My wife would say Middlemarch by George Elliot.
High Fidelity
because it closely mirrored my own thoughts on relationships with the fairer sex and for the obsession with music.
Birdsong by Sebastian Faulks is probably my favourite war novel.
Down and out in Paris and London is another favourite from way back which i think i will look out and read again.
Killshot by Elmore Leonard - best dialogue writer in crime fiction by a country mile.
The Onion Field - Joseph Wambaugh - true life crime and subsequent court case that is written as a novel and draws you in to the complexities of the legal world - great stuff.
Best prose book or poetry book ?
If it is prose, then surely we all bow before "A Confederacy of Dunces" by John Kennedy Toole? Still a treasure, and I'm looking forward to reading it again (don't count any more, 7 or 8 times anyway).
For poetry (is this too divergent ?) I'd go for "Other Men's Flowers" a beautiful collection selected and annotated by Lord Wavell. A rich treasury of language, always worth having to hand for a ten minute dip. (Which becomes half an hour in the blink of an eye)
'A Confederacy Of Dunces'...
makes me weep with laughter every time I read it. It is a truly hilarious book.
Three Men On The Bummel
Jerome K Jerome's (far superior) sequel to Three Men In A Boat: it features the same characters, only this time they're cycling round Germany. There are half a dozen comic set pieces that have never failed to reduce me to helpless tears of laughter whenever I've read them over the past 30 years. (Blimey, is it really that long?)
I've read many 'serious' novels that I value very highly, but no other book has given me so much sheer pleasure.
The Rotters Club....
..especially the section wherein Ben's prog "masterpiece" is sabotaged by Birminghams first punk.
Loved that myself.
Fantastic book.
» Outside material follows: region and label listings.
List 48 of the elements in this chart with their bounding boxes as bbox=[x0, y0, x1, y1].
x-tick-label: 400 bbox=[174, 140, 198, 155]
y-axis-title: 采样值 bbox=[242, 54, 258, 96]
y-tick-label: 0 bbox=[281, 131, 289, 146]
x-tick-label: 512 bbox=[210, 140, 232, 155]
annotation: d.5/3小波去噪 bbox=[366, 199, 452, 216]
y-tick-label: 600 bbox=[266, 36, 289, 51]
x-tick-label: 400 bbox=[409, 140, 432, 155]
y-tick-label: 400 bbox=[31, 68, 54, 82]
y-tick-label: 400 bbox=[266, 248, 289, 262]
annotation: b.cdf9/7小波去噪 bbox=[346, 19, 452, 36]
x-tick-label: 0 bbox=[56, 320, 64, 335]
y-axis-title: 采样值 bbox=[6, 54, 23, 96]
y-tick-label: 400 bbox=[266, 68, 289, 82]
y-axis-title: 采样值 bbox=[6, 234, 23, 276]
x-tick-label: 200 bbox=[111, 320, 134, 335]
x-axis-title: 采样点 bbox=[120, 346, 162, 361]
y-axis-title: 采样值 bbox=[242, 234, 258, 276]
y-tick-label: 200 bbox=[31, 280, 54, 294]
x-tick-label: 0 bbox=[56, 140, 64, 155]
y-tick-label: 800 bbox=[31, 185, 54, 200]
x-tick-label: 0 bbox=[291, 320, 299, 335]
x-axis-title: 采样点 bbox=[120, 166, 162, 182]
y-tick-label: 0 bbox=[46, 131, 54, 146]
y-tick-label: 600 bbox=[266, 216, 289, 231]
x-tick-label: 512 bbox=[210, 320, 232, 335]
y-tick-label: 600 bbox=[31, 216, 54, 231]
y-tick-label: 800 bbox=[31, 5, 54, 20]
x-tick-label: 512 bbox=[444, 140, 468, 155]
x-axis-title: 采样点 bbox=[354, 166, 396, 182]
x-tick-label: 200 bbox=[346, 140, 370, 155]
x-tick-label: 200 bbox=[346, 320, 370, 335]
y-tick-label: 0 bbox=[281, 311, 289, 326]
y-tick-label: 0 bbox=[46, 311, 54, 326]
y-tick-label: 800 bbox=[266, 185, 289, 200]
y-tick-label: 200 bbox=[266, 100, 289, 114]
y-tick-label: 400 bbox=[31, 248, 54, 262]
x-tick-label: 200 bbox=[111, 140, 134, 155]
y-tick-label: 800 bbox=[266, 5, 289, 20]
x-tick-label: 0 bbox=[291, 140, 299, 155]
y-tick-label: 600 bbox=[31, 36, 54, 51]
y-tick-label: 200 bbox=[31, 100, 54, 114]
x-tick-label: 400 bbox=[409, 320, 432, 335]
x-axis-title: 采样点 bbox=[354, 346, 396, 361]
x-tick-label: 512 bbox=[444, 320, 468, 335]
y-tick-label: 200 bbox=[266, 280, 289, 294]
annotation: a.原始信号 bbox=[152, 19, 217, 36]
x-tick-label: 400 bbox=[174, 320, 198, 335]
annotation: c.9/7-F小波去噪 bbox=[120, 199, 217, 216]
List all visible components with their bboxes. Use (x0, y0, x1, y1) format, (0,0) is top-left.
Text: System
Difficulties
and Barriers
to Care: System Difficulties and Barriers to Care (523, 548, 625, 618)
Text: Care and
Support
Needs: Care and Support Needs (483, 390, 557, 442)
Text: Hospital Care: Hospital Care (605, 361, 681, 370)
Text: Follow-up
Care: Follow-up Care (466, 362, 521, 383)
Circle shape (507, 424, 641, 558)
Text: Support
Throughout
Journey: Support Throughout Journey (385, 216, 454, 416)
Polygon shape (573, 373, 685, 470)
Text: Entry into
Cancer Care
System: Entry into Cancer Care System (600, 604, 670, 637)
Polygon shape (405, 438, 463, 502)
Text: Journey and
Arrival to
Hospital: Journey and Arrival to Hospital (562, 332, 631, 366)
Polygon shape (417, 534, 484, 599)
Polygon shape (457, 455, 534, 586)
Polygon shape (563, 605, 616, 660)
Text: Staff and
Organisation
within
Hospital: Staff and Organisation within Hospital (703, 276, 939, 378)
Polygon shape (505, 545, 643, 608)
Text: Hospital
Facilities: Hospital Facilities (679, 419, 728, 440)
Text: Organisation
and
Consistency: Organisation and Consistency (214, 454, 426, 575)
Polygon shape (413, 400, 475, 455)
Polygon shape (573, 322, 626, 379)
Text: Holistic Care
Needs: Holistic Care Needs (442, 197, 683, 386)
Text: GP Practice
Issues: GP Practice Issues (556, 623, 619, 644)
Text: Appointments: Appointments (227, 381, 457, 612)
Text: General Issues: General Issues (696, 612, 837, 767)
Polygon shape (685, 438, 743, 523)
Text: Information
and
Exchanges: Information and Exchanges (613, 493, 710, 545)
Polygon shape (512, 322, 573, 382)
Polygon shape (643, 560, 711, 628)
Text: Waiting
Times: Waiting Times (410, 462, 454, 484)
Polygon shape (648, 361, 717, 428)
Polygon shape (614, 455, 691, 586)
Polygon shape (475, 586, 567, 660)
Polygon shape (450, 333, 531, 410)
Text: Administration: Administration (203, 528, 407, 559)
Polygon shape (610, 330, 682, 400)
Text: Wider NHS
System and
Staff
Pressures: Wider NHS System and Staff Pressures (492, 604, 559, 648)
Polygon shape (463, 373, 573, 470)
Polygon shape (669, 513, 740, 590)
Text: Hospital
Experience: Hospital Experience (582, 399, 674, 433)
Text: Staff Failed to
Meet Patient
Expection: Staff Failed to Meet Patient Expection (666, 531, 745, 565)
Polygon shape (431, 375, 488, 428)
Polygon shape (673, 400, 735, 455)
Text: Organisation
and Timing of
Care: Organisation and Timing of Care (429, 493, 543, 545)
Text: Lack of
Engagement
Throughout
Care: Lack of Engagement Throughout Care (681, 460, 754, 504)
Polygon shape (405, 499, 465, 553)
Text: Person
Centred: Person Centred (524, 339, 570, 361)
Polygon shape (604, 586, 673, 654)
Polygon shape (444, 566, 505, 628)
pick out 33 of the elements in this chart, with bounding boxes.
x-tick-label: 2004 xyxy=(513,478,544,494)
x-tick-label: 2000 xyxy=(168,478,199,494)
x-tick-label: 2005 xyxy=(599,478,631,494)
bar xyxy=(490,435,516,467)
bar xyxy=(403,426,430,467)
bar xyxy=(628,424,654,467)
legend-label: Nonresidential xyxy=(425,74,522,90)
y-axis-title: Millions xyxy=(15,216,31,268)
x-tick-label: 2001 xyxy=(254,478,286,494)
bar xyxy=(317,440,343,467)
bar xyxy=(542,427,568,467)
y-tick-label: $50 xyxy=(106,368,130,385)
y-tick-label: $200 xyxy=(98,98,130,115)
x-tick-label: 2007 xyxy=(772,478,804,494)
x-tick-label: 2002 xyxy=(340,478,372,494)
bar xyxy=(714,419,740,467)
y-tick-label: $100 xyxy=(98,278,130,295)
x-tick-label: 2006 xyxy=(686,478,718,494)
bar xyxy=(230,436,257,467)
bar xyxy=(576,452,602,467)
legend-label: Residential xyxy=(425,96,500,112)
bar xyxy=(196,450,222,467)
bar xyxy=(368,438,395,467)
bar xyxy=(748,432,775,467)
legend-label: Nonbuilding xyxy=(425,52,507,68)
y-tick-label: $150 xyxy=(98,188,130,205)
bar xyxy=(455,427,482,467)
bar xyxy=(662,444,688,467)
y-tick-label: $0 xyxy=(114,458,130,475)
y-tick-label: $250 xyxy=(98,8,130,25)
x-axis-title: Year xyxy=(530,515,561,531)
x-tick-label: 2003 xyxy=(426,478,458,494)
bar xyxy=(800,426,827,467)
Also loved High Fidelity, Black Swan Green (David Mitchell) and Awaydays, the Kevin Sampson book.
The rites of passage books always sit well with me for some reason. People writing eloquently about music, football, trainers and snogging/shagging always get my vote.
God, I feel really low brow now.
Ooh ...I´ve just thought of another one
The Plot Against America by Phillip Roth
Tinker, Tailor, Soldier , Spy - John Le Carre
and the best one this year
Austerlitz - WG Sebald
Damn
I started reading the top of this thread and thought "I'm going to say 'Puckoon' by Spike Milligan and then, damn it, you did.
In which case I'll say "Moab is my washpot" by Stephen Fry. The funniest yet still most moving autobiography I have ever read.